Boxing and bikies have gone hand in glove for a long time but with the sport on the verge of a revolution here, there will be no place in it for insignia-clad henchmen to incite action outside the ring.

The sweet science has suffered an image problem in the past decade but the local scene is in prime position to capitalise on interest generated by Anthony Mundine and Danny Green to reach new and far-reaching audiences through free-to-air coverage.

Pugilistic types are calling it a return to the good old days, before the advent of pay television, when free-to-air channels beamed the sport to viewers who embraced it as enthusiastically as today's Friday night football.

But Ten's One HD channel has adopted a wait-and-see approach before committing full-time to boxing. They've signed four shows for Thursdays in July starting from the 9th, but any sign of crowd trouble could jeopardise the entire deal.

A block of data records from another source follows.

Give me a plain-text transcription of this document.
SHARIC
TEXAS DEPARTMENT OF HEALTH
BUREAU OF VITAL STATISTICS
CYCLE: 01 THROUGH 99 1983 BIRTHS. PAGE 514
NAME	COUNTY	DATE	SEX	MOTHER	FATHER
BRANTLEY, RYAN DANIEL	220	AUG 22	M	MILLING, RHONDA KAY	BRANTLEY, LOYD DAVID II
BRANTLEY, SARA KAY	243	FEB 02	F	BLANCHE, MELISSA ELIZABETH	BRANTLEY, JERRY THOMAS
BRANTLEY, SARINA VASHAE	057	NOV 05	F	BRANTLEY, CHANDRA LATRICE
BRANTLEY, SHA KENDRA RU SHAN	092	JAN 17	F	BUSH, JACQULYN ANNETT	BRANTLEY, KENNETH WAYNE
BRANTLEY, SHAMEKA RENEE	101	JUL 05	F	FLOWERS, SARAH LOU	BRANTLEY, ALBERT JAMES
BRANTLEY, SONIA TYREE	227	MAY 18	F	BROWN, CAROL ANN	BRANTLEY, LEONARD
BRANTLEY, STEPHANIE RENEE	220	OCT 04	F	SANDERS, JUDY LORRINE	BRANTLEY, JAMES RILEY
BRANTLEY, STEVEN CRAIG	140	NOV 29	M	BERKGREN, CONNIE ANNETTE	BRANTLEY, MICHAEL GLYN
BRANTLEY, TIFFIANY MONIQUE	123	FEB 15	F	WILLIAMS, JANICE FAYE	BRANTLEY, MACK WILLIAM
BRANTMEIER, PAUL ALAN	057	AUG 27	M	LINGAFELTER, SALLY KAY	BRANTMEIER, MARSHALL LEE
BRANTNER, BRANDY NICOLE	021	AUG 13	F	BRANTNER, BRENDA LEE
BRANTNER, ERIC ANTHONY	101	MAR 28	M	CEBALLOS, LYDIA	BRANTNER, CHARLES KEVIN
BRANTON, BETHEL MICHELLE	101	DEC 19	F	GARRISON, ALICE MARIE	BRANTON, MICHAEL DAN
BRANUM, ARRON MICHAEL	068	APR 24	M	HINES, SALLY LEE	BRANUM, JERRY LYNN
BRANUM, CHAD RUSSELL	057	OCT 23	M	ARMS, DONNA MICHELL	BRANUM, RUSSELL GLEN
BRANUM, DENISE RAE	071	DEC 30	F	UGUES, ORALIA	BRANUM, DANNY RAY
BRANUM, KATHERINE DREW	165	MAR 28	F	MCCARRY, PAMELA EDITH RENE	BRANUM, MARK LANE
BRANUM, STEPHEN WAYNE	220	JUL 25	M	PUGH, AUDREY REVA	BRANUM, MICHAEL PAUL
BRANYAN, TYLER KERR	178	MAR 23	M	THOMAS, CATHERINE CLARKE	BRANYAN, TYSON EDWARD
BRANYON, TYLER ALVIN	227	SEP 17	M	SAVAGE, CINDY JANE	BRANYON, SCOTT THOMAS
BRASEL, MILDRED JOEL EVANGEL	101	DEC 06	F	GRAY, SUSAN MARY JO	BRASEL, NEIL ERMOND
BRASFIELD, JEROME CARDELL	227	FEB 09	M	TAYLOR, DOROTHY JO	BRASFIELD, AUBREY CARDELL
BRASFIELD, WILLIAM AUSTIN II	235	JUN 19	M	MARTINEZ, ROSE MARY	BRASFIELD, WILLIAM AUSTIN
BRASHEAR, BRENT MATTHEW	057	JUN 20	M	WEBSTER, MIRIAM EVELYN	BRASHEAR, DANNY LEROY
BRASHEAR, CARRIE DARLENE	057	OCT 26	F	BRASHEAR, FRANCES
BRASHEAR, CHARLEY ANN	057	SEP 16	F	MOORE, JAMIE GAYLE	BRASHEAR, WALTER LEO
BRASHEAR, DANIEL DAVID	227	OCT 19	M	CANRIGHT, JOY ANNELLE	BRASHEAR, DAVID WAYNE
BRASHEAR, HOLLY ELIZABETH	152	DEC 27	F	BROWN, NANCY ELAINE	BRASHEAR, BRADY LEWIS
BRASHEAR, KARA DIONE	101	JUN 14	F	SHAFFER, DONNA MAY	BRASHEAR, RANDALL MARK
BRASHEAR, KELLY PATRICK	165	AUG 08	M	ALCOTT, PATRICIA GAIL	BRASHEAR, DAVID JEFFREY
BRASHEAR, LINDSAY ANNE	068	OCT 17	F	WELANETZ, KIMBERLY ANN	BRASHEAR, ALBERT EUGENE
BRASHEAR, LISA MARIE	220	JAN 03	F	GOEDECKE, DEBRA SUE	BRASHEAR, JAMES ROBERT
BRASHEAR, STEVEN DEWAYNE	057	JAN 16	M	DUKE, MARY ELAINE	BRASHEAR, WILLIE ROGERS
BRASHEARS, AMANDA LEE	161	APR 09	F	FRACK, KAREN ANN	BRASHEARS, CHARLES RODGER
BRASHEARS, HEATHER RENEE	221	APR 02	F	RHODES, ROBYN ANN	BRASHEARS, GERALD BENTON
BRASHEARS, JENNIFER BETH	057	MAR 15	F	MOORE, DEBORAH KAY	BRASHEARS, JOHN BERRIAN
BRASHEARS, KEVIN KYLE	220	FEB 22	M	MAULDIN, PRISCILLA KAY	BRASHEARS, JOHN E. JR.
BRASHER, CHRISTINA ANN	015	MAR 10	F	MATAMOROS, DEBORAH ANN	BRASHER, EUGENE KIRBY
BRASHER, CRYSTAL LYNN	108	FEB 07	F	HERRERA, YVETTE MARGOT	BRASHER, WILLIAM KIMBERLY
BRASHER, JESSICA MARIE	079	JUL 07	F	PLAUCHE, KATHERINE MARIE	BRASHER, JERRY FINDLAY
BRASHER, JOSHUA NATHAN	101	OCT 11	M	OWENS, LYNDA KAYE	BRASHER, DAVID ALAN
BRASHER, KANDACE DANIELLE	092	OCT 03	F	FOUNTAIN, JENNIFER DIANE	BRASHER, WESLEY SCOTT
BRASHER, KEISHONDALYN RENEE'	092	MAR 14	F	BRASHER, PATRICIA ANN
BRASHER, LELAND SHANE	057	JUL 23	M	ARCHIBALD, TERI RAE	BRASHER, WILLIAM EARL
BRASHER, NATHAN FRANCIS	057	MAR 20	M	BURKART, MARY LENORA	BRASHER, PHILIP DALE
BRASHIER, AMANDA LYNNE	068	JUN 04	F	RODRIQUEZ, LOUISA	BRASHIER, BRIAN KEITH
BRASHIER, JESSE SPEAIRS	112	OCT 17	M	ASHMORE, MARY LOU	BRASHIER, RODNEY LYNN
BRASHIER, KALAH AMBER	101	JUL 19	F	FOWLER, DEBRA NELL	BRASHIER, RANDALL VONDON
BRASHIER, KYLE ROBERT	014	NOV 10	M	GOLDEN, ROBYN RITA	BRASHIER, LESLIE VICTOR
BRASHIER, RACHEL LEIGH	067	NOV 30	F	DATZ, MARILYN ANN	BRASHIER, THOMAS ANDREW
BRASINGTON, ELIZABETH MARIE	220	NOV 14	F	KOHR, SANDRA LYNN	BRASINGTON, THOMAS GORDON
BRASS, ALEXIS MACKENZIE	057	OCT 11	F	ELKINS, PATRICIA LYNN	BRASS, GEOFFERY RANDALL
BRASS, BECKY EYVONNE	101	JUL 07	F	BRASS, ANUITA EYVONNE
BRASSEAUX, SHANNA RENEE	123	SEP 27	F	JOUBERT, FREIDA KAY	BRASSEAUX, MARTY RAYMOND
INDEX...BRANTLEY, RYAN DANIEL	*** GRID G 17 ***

"We will evaluate it when the four fight nights are over," a Ten spokesman said."Boxing is certainly a franchise we hope to have a continuing association with, but, like all of our sports, it must give an appropriate return to the network.

"For true boxing fans, the last thing they would want to see is [crowd violence]. We trust the people we're working with to ensure that doesn't happen."

Promoter Fidel Tukel has started the ball rolling by banning gang colours in the audience. "We will have the strongest security possible, colours won't be allowed, there will be dress restrictions, and we will be very strict on levels of intoxication - people will get one warning only," Tukel said.

"We've all been to the football and see fights happen every week, but in boxing, we can't afford to have one fight."

The Ten spokesman said organisers had gone as far as to research the fighters appearing on the cards and the entourages they bring with them.

In the last three years, boxing and mixed-fighting shows in Australia have resulted in shootings, stabbings, and all-in brawls involving chairs and bottles - including brawls between fans and fighters. "We looked at fighters and those people they brought in with them," the Ten spokesman said.

Tukel said Ten yesterday agreed to four to six more shows regardless of the performance of July's shows. But planning has hit several hurdles, with fighters pulling out.

Solomon Haumono, who was to have fought a rematch with Colin Wilson on July 23, has withdrawn. A show scheduled for Melbourne on July 30 featuring Sam Soliman has been changed and will now be staged in Campsie, headlined by Sakio Bika.

The first show features former world champion Billy Dib, one of the fastest rising stars in Australia. Dib (22-1) clashes with Japanese tough guy Kenichi Yamaguchi (15-1) for the WBO Asia Pacific featherweight belt at Luna Park.

As exciting will be the two lead-up fights in the cruiserweight division; Dominic Vea (10-1) v Anthony McCracken (10-2), and Daniel Ammann (15-2) v Jamie Withers (11-0). Rarely are there such competitive support bouts to a main event in Australian shows, and it's difficult to pick a winner in either contest.

"We don't really have any set expectations of what will come after this," the Ten spokesman said. "It is certainly not the be-all and end-all of our association with boxing."

Ten indicated that even if ratings were poor, Australian promotions were unlikely to be dumped altogether for US bouts.

Tukel believes the free-to-air deal will breathe new life into boxing. "People are saying, 'We've heard it all before', but this is exactly how it started in Germany seven or eight years ago. They put it on free-to-air and now it's among their top-rating shows."

But in a sport built on feuds, Tukel can expect a backlash from Fox Sports, who regularly run live boxing shows and will see this new venture as direct competition.

Muddying the waters, fighters signed to Fox Sports are given pathways to feature on MainEvent, the pay-per-view arm of Foxtel, which could lead to demands of allegiance.

Tukel said: "It is a dwindling sport and we have to work together to make this happen."

Getting bikies to ditch their jackets is one thing, but what has never gone hand in glove is boxing and unity.